320 WNI Berkesempatan Ibadah Haji 2021

IHRAM.CO.ID, JAKARTA — Konsul Haji KJRI Jeddah Endang Jumali mengatakan lebih dari 300 WNI di Saudi berkesempatan menunaikan ibadah haji 2021. Jumlah ini bahkan dikatakan meningkat seiring dengan terus dilakukan pendataan.

“Saat ini, 327 WNI telah terdaftar sebagai jemaah haji tahun ini. Mereka adalah WNI yang telah menetap di Arab Saudi dan telah terdaftar sebagai calon jemaah haji, sesuai prosedur yang diberlakukan oleh Arab Saudi,” katanya saat dihubungi. Republik, Jumat (16/7).

Ratusan jemaah haji Indonesia terpilih ini akan menjadi bagian dari 60.000 jemaah dari 150 negara. Hanya pendaftar yang memenuhi syarat yang mendapatkan izin dari Otoritas Saudi.

Jemaat yang telah terdaftar terdiri dari diplomat (KBRI dan KJRI), Pekerja Migran Indonesia (PMI), dan mahasiswa Indonesia. Tak hanya itu, sejumlah warga negara Indonesia lainnya yang sudah lama tinggal di Arab Saudi juga disertakan.

Endang mengatakan, hingga berita ini diturunkan, proses pendataan WNI yang ikut haji tahun ini masih dilakukan. Data yang dimiliki KJRI akan terus bertambah.

“Mungkin baru final saat wukuf di Arafah atau tinggal di Mina. Jadi masih mungkin untuk terus berkembang,” lanjutnya.

Dia juga mengatakan, persiapan keberangkatan haji ke Mekkah akan dimulai besok dan Minggu, 17-18 Juli. Saudi telah menyiapkan empat titik berkumpul sebelum menuju Masjidil Haram.

Perlengkapan haji akan diberikan kepada jemaah haji saat berada di titik kumpul. Beberapa barang yang disiapkan antara lain sajadah, cairan sanitasi, tisu, masker, tas pinggang, ransel, payung, dan peralatan medis lainnya.

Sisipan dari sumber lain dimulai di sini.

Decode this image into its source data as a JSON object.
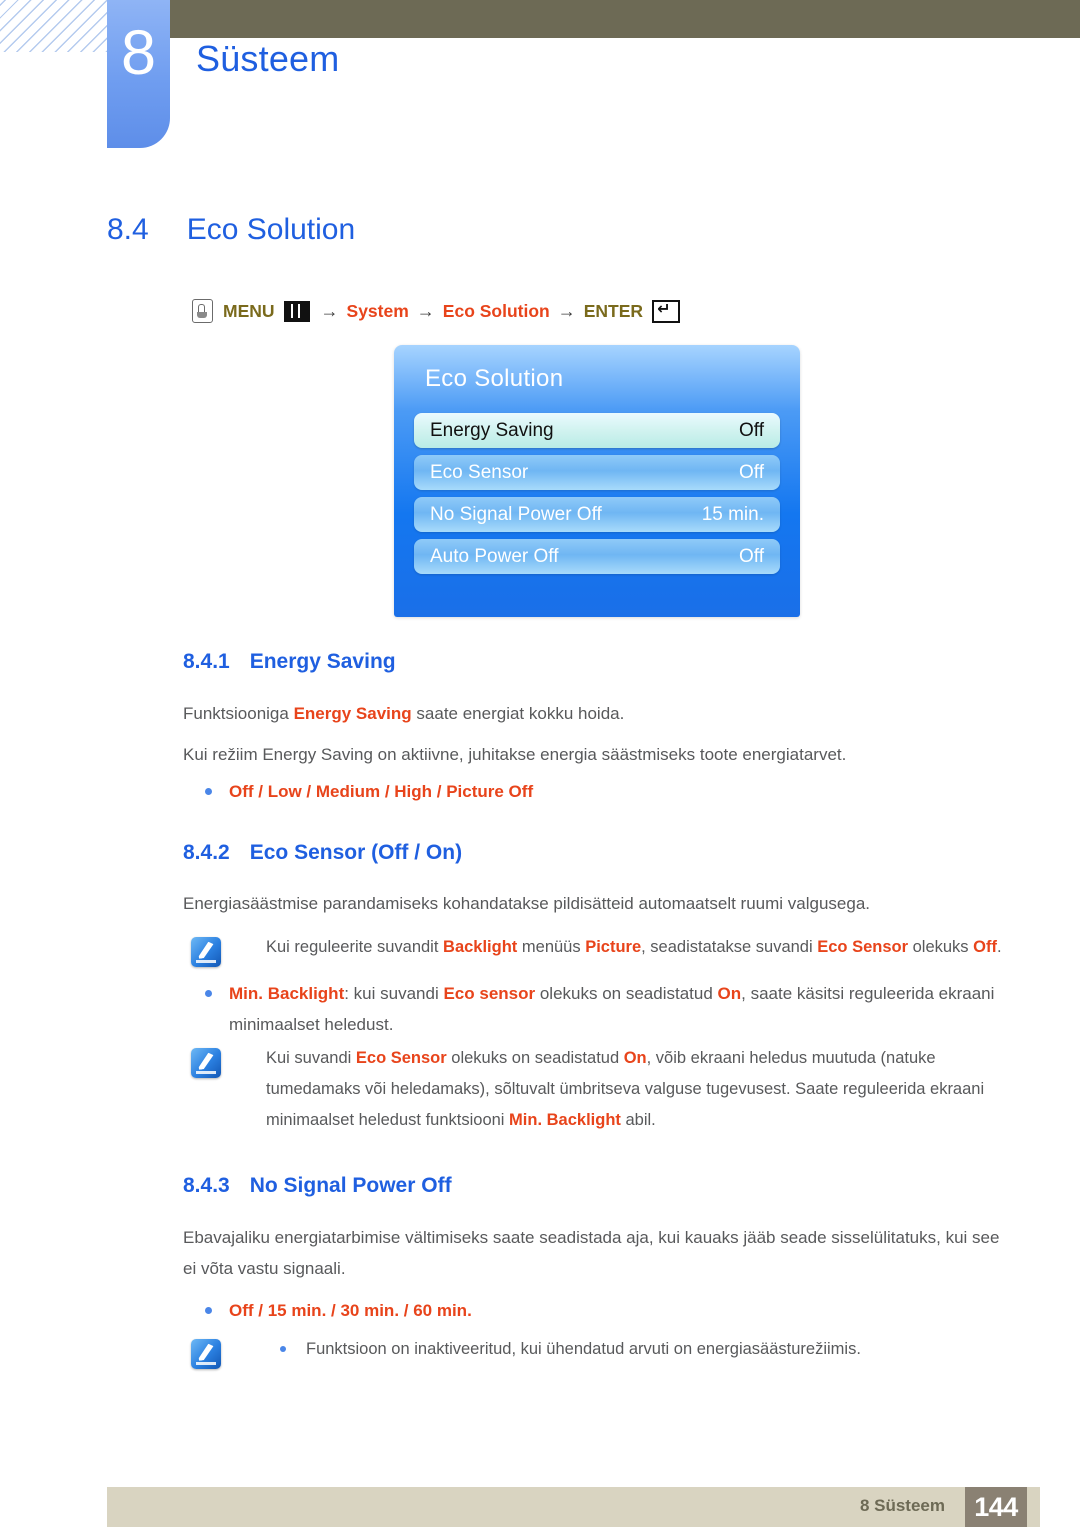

“Dari KBRI dan KJRI ada yang berangkat hari Sabtu dan ada yang hari Minggu. Saya dan KJRI kebetulan hari Minggu,” kata Endang Jumali.

Di sisi lain, otoritas Arab Saudi terus berupaya menyelesaikan persiapan haji 2021. Salah satunya, Kepresidenan Umum Dua Masjid Suci telah memasang 100 layar elektronik di Masjidil Haram.

Layar tersebut digunakan untuk bimbingan dan peningkatan kesadaran pelaksanaan haji. Keberadaan layar ini juga digunakan untuk memastikan pelaksanaan rencana bimbingan haji secara komprehensif selama musim haji ini.

Direktur Departemen Umum Kerumunan di Masjidil Haram, Osama Bin Mansour Al-Hujaili, mengatakan informasi tersebut akan ditampilkan dalam tiga bahasa yang berbeda, termasuk bahasa Arab, Inggris dan Urdu.

Dia juga mengatakan layar itu akan menyiarkan pesan kesadaran kesehatan mengenai Covid-19 dan tindakan pencegahan untuk memastikan keselamatan jemaah haji.